The bank is investing in direct marketing campaigns, but not all efforts lead to successful conversions. By identifying the characteristics and behaviors of clients who are most likely to subscribe, the bank can focus its resources on high-probability leads — ultimately improving the **Return on Marketing Investment (ROMI)**.

---

##  Project Goals

- **Predict Client Behavior**: Build a machine learning model to predict whether a client will say *“yes”* or *“no”* to subscribing to a term deposit.
- **Discover Key Drivers**: Identify and interpret the factors that significantly influence a client's decision to subscribe.
- **Support Decision-Making**: Provide actionable recommendations that the marketing team can use to optimize targeting strategies and resource allocation.

---

##  Success Criteria

- A classification model with strong performance, measured by:
  - Accuracy
  - Precision
  - Recall
  - F1-Score
- A well-documented and reproducible end-to-end analysis using version control.
- Business insights that are interpretable and actionable by stakeholders.

---

##  Key Business Questions

1. What are the most influential factors that determine whether a client subscribes?
2. Are certain client demographics (age, job, education) more likely to subscribe?
3. Does the timing or duration of the last contact influence subscription rates?
4. Are previous interactions with the bank predictive of subscription?
5. Can we identify client segments with higher subscription potential?

---

##  Hypothesis Statement

**H₀ (Null Hypothesis):** Duration of the last contact has **no significant effect** on a client’s likelihood to subscribe to a term deposit.  
**H₁ (Alternative Hypothesis):** Duration of the last contact **significantly affects** a client’s likelihood to subscribe.

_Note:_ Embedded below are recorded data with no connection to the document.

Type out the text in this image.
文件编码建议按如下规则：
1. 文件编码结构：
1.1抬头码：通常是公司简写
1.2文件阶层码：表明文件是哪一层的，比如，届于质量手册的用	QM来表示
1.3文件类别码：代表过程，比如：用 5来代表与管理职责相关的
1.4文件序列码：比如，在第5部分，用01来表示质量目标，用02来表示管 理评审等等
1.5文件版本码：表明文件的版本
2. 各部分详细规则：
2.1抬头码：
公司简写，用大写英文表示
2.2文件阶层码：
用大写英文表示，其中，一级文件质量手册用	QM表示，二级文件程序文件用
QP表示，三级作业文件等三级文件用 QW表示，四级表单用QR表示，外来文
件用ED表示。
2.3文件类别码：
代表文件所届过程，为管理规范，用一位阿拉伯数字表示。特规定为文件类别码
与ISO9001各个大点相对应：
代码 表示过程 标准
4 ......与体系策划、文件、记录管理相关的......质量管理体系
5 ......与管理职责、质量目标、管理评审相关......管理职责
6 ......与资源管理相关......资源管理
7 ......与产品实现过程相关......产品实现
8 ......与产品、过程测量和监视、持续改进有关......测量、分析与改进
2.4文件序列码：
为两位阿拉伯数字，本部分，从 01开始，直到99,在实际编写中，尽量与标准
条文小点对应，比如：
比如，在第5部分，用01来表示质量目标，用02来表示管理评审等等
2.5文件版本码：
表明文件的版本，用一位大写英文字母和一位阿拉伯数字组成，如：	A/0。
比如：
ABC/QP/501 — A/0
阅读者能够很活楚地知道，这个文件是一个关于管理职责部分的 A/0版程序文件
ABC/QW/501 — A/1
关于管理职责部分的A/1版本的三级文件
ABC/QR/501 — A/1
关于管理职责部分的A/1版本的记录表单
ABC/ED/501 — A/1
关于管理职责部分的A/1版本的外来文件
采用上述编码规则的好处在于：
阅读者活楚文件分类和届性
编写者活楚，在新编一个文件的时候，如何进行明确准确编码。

 This hypothesis will be tested using statistical and visual analysis during the EDA phase.


## Importations

In [None]:
# 📦 Core Libraries
import numpy as np
import pandas as pd

# 📊 Visualization Libraries
import matplotlib.pyplot as plt
import seaborn as sns
import plotly.express as px

# ⚙️ Data Preprocessing
from sklearn.preprocessing import LabelEncoder, StandardScaler
from sklearn.model_selection import train_test_split, GridSearchCV
from sklearn.pipeline import Pipeline

# 🧠 Modeling
from sklearn.linear_model import LogisticRegression
from sklearn.ensemble import RandomForestClassifier
from xgboost import XGBClassifier

# 🧪 Evaluation
from sklearn.metrics import (
    classification_report,
    confusion_matrix,
    accuracy_score,
    precision_score,
    recall_score,
    f1_score,
    roc_auc_score,
    roc_curve
)

# ⚖️ Imbalanced Data Handling
from imblearn.over_sampling import SMOTE

# 💾 Model Persistence
import joblib

# 📋 General Utilities
import warnings
warnings.filterwarnings("ignore")

# 📊 Statistical Testing & Model Interpretability (Optional but added for completeness)
import statsmodels.api as sm  # For hypothesis testing/logistic regression summary
import shap  # SHAP values for model explainability
import eli5  # Feature importance explanations (works well with sklearn)